Out of kilter
So, the floor in my office is being flattened. Or it will be; I rather thought work was due to start on Friday, but apparently it hasn’t. But it does need to be flattened, because it’s got a very pronounced slope, dropping about two inches over the course of ten feet. That’s because it used to be the bit of the warehouse where the most dangerous chemicals were stored, and so it was built to ensure any spillages got themselves into the public drainage system fast enough to maintain plausible deniability. At least, I assume that’s why; as far as I can tell, the people who rented the warehouse before we did never actually stayed to tell anyone about the slope until we’d moved in and got the desks set up.
The actual leveling of the floor is probably a Good Thing, since it’ll hopefully make me feel less lopsided, but in the meantime, we’ve all been moved out to the main warehouse floor, which is proving to be really quite disconcerting. For one thing, it’s actually much brighter (thanks to the magic of grime-encrusted perspex panels in the ceiling) and I’m no longer used to seeing sunlight during working hours; I kept thinking it was home-time most of Friday morning. And, of course, it’s an awful lot bigger, and there’s much more background noise.
I’m not very used to background noise in a working environment, since Libraries are generally pretty quiet (students permitting, leastways), but at work there’s actually quite a lot going on in the way of packing and unpacking shipments, and wrapping things in squeaky clingfilm, and whatnot, which I’m not sure I’ll get used to. At least, I sort of hope I won’t get used to it; the floor adjustment is only supposed to last ten days, so in theory I won’t get a chance.
I’m blotting the noise out, however, with the help of a small radio, some headphones and Jack FM. I tried Radio 4, of course, but that was too interesting, and I kept getting distracted by what people were saying, so I had to pick something more musical, and less talkative.

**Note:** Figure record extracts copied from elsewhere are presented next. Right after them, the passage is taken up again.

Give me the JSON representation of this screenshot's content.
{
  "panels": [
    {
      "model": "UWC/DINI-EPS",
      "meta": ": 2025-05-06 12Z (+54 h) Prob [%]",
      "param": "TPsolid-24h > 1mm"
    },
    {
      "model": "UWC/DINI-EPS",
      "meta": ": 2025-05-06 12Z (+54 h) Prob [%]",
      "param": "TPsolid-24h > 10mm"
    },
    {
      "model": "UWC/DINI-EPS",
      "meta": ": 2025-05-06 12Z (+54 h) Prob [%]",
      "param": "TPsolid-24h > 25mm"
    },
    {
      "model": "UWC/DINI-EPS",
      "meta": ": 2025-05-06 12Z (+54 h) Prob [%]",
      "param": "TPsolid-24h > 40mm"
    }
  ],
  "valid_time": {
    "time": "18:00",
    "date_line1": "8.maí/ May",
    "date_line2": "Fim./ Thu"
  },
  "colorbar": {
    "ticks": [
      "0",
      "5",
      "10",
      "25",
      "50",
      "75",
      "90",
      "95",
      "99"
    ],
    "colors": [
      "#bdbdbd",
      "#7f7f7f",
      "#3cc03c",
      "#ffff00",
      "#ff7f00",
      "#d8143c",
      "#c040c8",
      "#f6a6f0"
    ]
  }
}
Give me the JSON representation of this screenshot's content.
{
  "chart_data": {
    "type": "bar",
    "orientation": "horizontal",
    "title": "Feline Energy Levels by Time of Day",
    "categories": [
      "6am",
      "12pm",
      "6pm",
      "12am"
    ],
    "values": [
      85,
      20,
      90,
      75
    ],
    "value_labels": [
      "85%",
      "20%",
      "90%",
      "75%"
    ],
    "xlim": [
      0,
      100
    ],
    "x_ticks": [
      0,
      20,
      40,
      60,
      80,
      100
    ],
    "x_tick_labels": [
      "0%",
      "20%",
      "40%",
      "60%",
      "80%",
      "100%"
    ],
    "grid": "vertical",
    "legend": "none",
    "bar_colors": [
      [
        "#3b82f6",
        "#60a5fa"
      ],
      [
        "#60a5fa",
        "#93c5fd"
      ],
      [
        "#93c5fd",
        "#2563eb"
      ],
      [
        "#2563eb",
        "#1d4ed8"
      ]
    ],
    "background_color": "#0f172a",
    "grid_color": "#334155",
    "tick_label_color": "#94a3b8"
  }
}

I actually quite like Jack. I realise that’s a bit weird, what with it being commercial radio an’ everything, but I’ve discovered that whilst it markets like bad commercial radio, it actually sounds like good commercial radio. And whilst I generally stick to the talkier bits of the Beeb, I know whereof I speak. I never once worked a shift at the Union without Dido continuing to bemoan her tragic failure to buy in effective laundry detergent ahead of running up a bedsheet every hour on the hour, and when I was on night shifts at Tywyn James Bloody Blunt used to tell everyone how Beautiful they were once every twenty bastard minutes.
These people, in contrast, avoid repeats, and play things that genuinely good rather more than half the time. Actually quite good to work to. And as a bonus they mock Heart FM for having a six and a half song playlist, which I can definitely appreciate, since Heart is what the people on the other side of the warehouse play, and even a good song gets tedious when you hear it for the tenth time as you return from lunch.
The weirdest thing about it, actually, is still the adverts. Currently the MoD are running a chain of adverts which they have evidently decided are very catchy. I can’t find a version online, but it basically goes after this fashion:
We hear a general hubbub, and background noises suggest something heavy and metallic is moving about behind the microphone. Voices chatter. One voice rises out:
Gruff Man / Stern Woman: ‘Right, Charlie section, you’re guiding the convoy. Bravo, I need you guys to scout ahead and check the route’s clear. And you’re driving the lead carrier.
Dramatic pause
GM/SW: Yes, you. You listening to the radio. I need you here, now, guiding my boys.
Voiceover: Want a challenge? Find out more at mod.co.uk
The first time I heard it, it confused the bejesus out of me, because the AS400 is not a very exciting computer screen, and doesn’t have a mini map, or an objective compass or anything*.
The second time I heard it, it made me wish they’d got the chap who voices Captain Price to do it (‘on your feet, Soldier! We. Are. Leaving!’), and the third time I concluded that my previous reactions, and the fact I like crisps, and have flat feet, and wouldn’t like killing people or being shot at, probably meant I’m not in the target audience.
Also, of course, being at the front of a convoy sounds like a bloody dangerous place to be. Closest I want to be to that sort of mess is the closing down of the access roads to the JR, thanks all the same. And that’s bleedin’ miserable enough, so I don’t quite see how the adverts are meant to divorce you from the memory of what passes by at the end of your streets every few weeks…
Still, it makes a change from the traditional “Look at all the things you can learn in the Military, it is exciting and you are unlikely to have to go and get blown up” line taken by adverts of yesteryear, so I suppose it might give people a nudge they wouldn’t otherwise encounter. Not sure that’s a good thing, y’ken, but it’s interesting from a marketing perspective.
* And on the computer work supply me with, switching to a second window is never faster than reloading.